At Drake, Rice immediately became the focal point of their offense. He averaged 30 minutes a game as a freshman, and made the most of them. He led the Bulldogs in scoring, rebounding, blocks, steals and free throws in 2010-11. His shooting was a little rough that year, especially from behind the arc, but he's never been a spot-up jump shooter who's lethal from three. He uses his physicality to body people down low, getting to the foul line in the process. He was honored with a position on the Missouri Valley Conference's All-Freshman team.

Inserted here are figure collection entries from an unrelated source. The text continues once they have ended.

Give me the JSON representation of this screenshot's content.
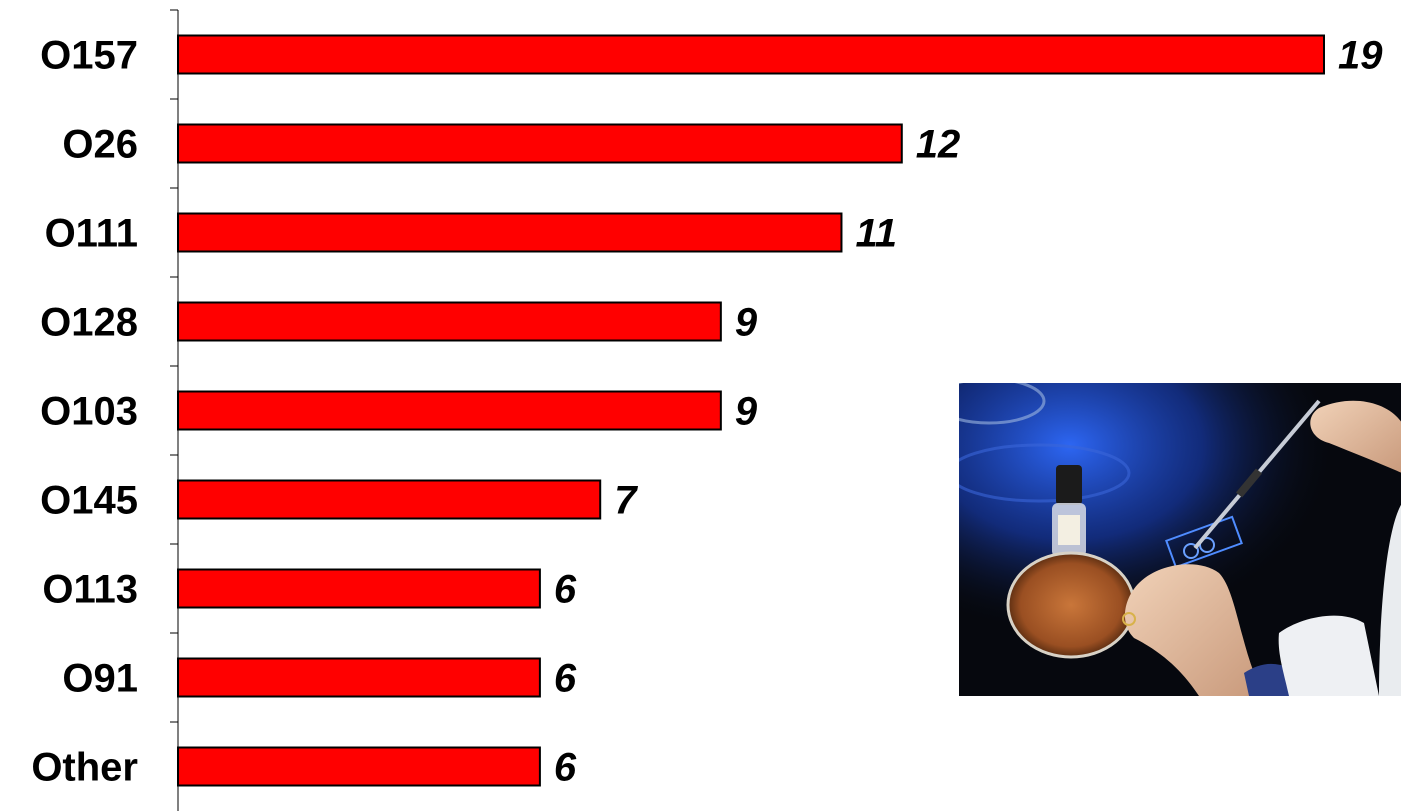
{
  "chart_data": {
    "type": "bar",
    "orientation": "horizontal",
    "categories": [
      "O157",
      "O26",
      "O111",
      "O128",
      "O103",
      "O145",
      "O113",
      "O91",
      "Other"
    ],
    "values": [
      19,
      12,
      11,
      9,
      9,
      7,
      6,
      6,
      6
    ],
    "value_labels": [
      "19",
      "12",
      "11",
      "9",
      "9",
      "7",
      "6",
      "6",
      "6"
    ],
    "title": "",
    "xlabel": "",
    "ylabel": "",
    "xlim": [
      0,
      19
    ],
    "grid": false,
    "legend": "none",
    "bar_color": "#ff0000",
    "bar_edge_color": "#000000"
  },
  "photo": {
    "icon": "lab-photo-icon",
    "description_colors": {
      "background": "#0a0d14",
      "blue_glow": "#1a4bd6",
      "dish": "#b5652e"
    }
  }
}
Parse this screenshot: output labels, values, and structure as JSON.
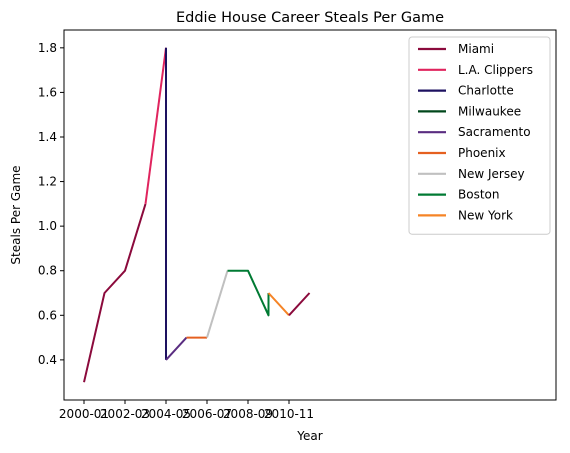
{
  "chart_data": {
    "type": "line",
    "title": "Eddie House Career Steals Per Game",
    "xlabel": "Year",
    "ylabel": "Steals Per Game",
    "x_ticks": [
      "2000-01",
      "2002-03",
      "2004-05",
      "2006-07",
      "2008-09",
      "2010-11"
    ],
    "y_ticks": [
      "0.4",
      "0.6",
      "0.8",
      "1.0",
      "1.2",
      "1.4",
      "1.6",
      "1.8"
    ],
    "ylim": [
      0.22,
      1.88
    ],
    "grid": false,
    "legend_position": "top-right",
    "series": [
      {
        "name": "Miami",
        "color": "#8b0a3c",
        "points": [
          [
            "2000-01",
            0.3
          ],
          [
            "2001-02",
            0.7
          ],
          [
            "2002-03",
            0.8
          ],
          [
            "2003-04",
            1.1
          ]
        ]
      },
      {
        "name": "L.A. Clippers",
        "color": "#e0245e",
        "points": [
          [
            "2003-04",
            1.1
          ],
          [
            "2004-05",
            1.8
          ]
        ]
      },
      {
        "name": "Charlotte",
        "color": "#1d1160",
        "points": [
          [
            "2004-05",
            1.8
          ],
          [
            "2004-05",
            0.4
          ]
        ]
      },
      {
        "name": "Milwaukee",
        "color": "#00471b",
        "points": [
          [
            "2004-05",
            0.4
          ]
        ]
      },
      {
        "name": "Sacramento",
        "color": "#5a2d81",
        "points": [
          [
            "2004-05",
            0.4
          ],
          [
            "2005-06",
            0.5
          ]
        ]
      },
      {
        "name": "Phoenix",
        "color": "#e56020",
        "points": [
          [
            "2005-06",
            0.5
          ],
          [
            "2006-07",
            0.5
          ]
        ]
      },
      {
        "name": "New Jersey",
        "color": "#c0c0c0",
        "points": [
          [
            "2006-07",
            0.5
          ],
          [
            "2007-08",
            0.8
          ]
        ]
      },
      {
        "name": "Boston",
        "color": "#007a33",
        "points": [
          [
            "2007-08",
            0.8
          ],
          [
            "2008-09",
            0.8
          ],
          [
            "2009-10",
            0.6
          ],
          [
            "2009-10",
            0.7
          ]
        ]
      },
      {
        "name": "New York",
        "color": "#f58426",
        "points": [
          [
            "2009-10",
            0.7
          ],
          [
            "2010-11",
            0.6
          ]
        ]
      },
      {
        "name": "Miami",
        "color": "#8b0a3c",
        "points": [
          [
            "2010-11",
            0.6
          ],
          [
            "2011-12",
            0.7
          ]
        ],
        "legend": false
      }
    ]
  }
}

He started every game as a sophomore, taking on a huge load of the work that year. His most notable game was during a triple-OT thrilling victory over Wichita State, where he dropped 19 points, 14 rebounds, 8 assists, 2 steals, and 4 blocks. That's a wonderful stat line, but he shot quite poorly that game (5-23 from the field, 0-5 from three). That's a microcosm of his career at Drake: he was the team star that stuffed the stat sheet each night, but his poor shooting in big spots occasionally put his team in trouble.
After deciding to transfer, Illini coach John Groce jumped all over him. Interestingly, Groce recruited (and offered!) him when he was the coach of Ohio, so he knew all about Rice's potential as a scorer and a star. After sitting out last year, Rice has taken this Illinois team to new heights so far. Unlike at Drake, Rice is shooting much better. He's elevated all of his shooting percentages, now shooting 48% from the field, 31% from three, and 75% from the line. Those numbers don't blow you away, but those improvements prove how complete his offensive game as become this season.
While he's looked solid in each game thus far, his effort in the comeback win over UNLV stands out. Rice went for 25 points, 10 boards, and 4 steals, but none of his points were more important than his clutch go-ahead layup with 27 seconds remaining. But he was equally clutch on the defensive end. He anchored an Illini defense that didn't allow a basket after the 4:16 mark, and made a strong defensive play on UNLV guard Bryce Dejean-Jones' late layup attempt. Rice had the hot hand late, and his teammates found him. It's very important that his teammates trust a newcomer like him, and he's absolutely earned their trust so far.
So how far can Rice take this team? That will depend on if Rice can keep up his intense play. 31 minutes a game will catch up to you, especially in an insanely physical conference like the Big Ten. He's going to face some very tough tests come conference play, but his poise and experience should prove valuable to this dangerous Illini team. If they sneak into the tournament, they have a steady hand to lead them late in the game.
Welcome home, Rayvonte. We're glad to have you.